Refuge et sanctuaire

RF

Di Crispin, David Cross and Gareth Jones, l’Abattoir, Chalabre, France, 16-18 September 2023

Le refuge et le sanctuaire sont les sujets de cette exposition. Créées indépendamment, les œuvres ont été rassemblées par Gareth Jones autour de ce thème. Faire de l'art peut offrir un sanctuaire mental, non seulement par les actes physiques et potentiellement rituels de la création, mais aussi par la canalisation de l'esprit pour communiquer visuellement, matériellement et spatialement. Les artistes espèrent que les œuvres peuvent offrir à l'observateur une forme de sanctuaire méditatif.

La pratique de Di Crispin couvre un large éventail de disciplines. Spécialisée dans la céramique et la sculpture, elle s'intéresse particulièrement à la manière dont les méthodes d'émaillage et de décoration peuvent modifier la perception de la forme par l'observateur et, plus récemment, à la combinaison du bois et de la céramique. L'art pour Di, c'est l'exploration et le développement d'un thème. Un voyage passionnant commence alors, et chaque pièce travaillée lui donne de l'inspiration pour la suivante. Cet ensemble d'œuvres explore ce que c'est que de résider au bord de l'eau ou d'une rivière, comme un refuge, en examinant l'environnement et notre comportement au sein de celui-ci : le voyage n'aura jamais de fin.

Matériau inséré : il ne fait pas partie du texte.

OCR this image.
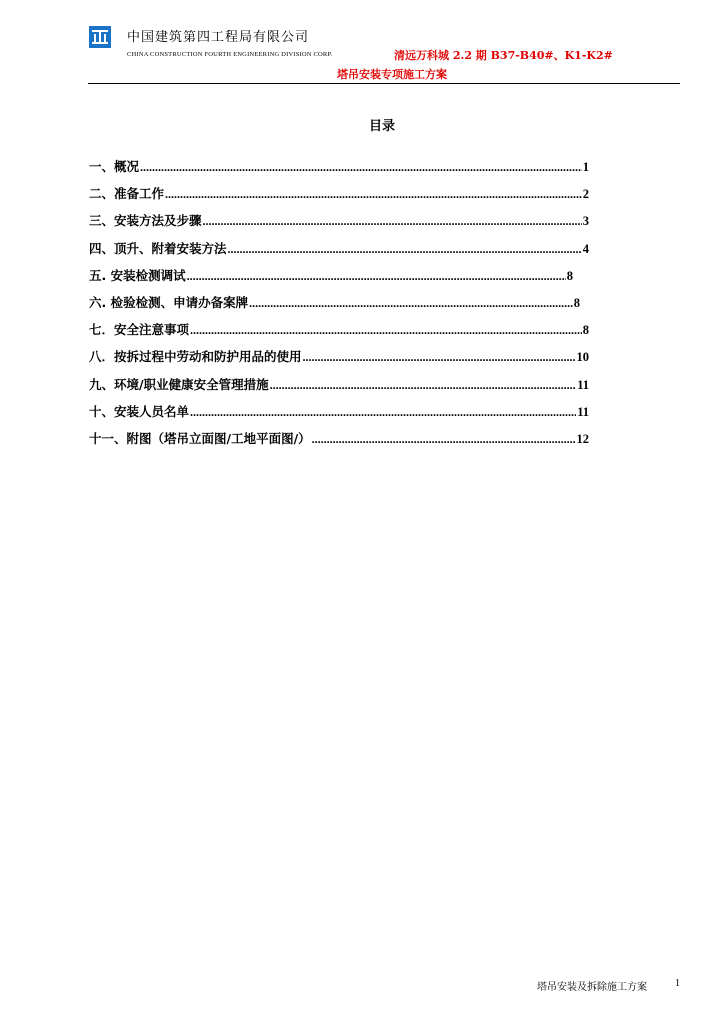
中国建筑第四工程局有限公司
CHINA CONSTRUCTION FOURTH ENGINEERING DIVISION CORP.	清远万科城 2.2 期 B37-B40#、K1-K2#
塔吊安装专项施工方案
目录
一、概况 .....	1
二、准备工作 .....	2
三、安装方法及步骤 .....	3
四、顶升、附着安装方法 .....	4
五. 安装检测调试 .....	8
六. 检验检测、申请办备案牌 .....	8
七．安全注意事项 .....	8
八．按拆过程中劳动和防护用品的使用 .....	10
九、环境/职业健康安全管理措施 .....	11
十、安装人员名单 .....	11
十一、附图（塔吊立面图/工地平面图/） .....	12
塔吊安装及拆除施工方案	1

David Cross est arrivé à Chalabre en 2004, cherchant un refuge contre la pression de la production et de la consommation qui marque la vie à Londres. Mais depuis, il lui est apparu clairement que, des montagnes à la mer, il n'y a pas d'endroit épargné par le capitalisme, ni à l'abri de la crise écologique qu'il engendre. David se rend compte qu'il est impliqué : les forces économiques et technologiques qui lui ont permis de vivre dans une ville de campagne en France sont également à l'origine de l'embourgeoisement des villes, de l'exode rural et de l'effondrement de l'environnement. Pour David, la pratique artistique peut fournir un espace pour s'engager de manière réflexive dans de tels paradoxes, et peut-être pour envisager des possibilités locales de citoyenneté planétaire.

Gareth Jones cherche à capturer l'histoire et l'expérience des extrêmes environnementaux sous forme d'enregistrements peints. Ses méthodes de travail explorent les défis afin de remettre en question ce que signifie "être bon dans quelque chose" et d'essayer de trouver le juste milieu entre la découverte et le fait de savoir comment faire quelque chose. Gareth a développé une pratique réflexive en utilisant la réflexion par l'écriture pour le développement, et en utilisant la fabrication comme outil de recherche. Il s'intéresse aux approches "non picturales" de la création d'images, combinant processus, effet et retour d'information pour développer le travail - une abstraction de la pensée et de l'expérience aide à conduire les résultats, presque comme une pensée-action-art-sentiment. Au départ, l'objectif était de développer une pratique autonome et, au fil du temps, c'est devenu un cadre pour aider et soutenir la création. La peinture est une source et un refuge - l'esprit y est transporté et il peut être habité virtuellement comme s'il s'agissait d'un sanctuaire.

Gareth Jones

Les rivières ont toujours soutenu la vie, offrant des opportunités, des obstacles et des menaces : en fin de compte, elles constituent des refuges et des sanctuaires. Parallèlement à notre urbanisation, il existe une histoire d'adaptation, de destruction et de réduction du flux naturel des rivières ; au minimum, les barrages, l'extraction d'eau et la pollution (délibérée, accidentelle et inattendue) contribuent tous à remettre en question l'équilibre naturel, la santé de l'eau et de tout ce qu'elle abrite. Traités avec désinvolture, nous ne voyons pas toujours les dommages causés. Alors qu'il y a des victimes immédiates et évidentes en aval, l'impact sur la terre et la mer est souvent invisible, mais le bouleversement du cycle hydrologique et la perturbation systémique sont sans limite - invisibles jusqu'à ce qu'ils soient ressentis.

La dangereuse répercussion culturelle à long terme est que nous nous habituons au mépris avec lequel la santé des rivières est traitée. En réponse négative au sanctuaire que les rivières et la nature nous ont donné, nous avons réduit la santé de nos rivières de telle sorte que "loin d'être en mesure de fournir un sanctuaire, la nature elle-même l'exige".[1]

Gareth Jones, Septembre 2023.

[1] Barbara Newman, "Safe Spaces", critique d'Elizabeth Allen, Uncertain Refuge : Sanctuary in the Literature of Medieval England, (Philadelphie : University of Pennsylvania Press, 2021), dans The London Review of Books, v. 44, n. 14, (21 juillet 2022).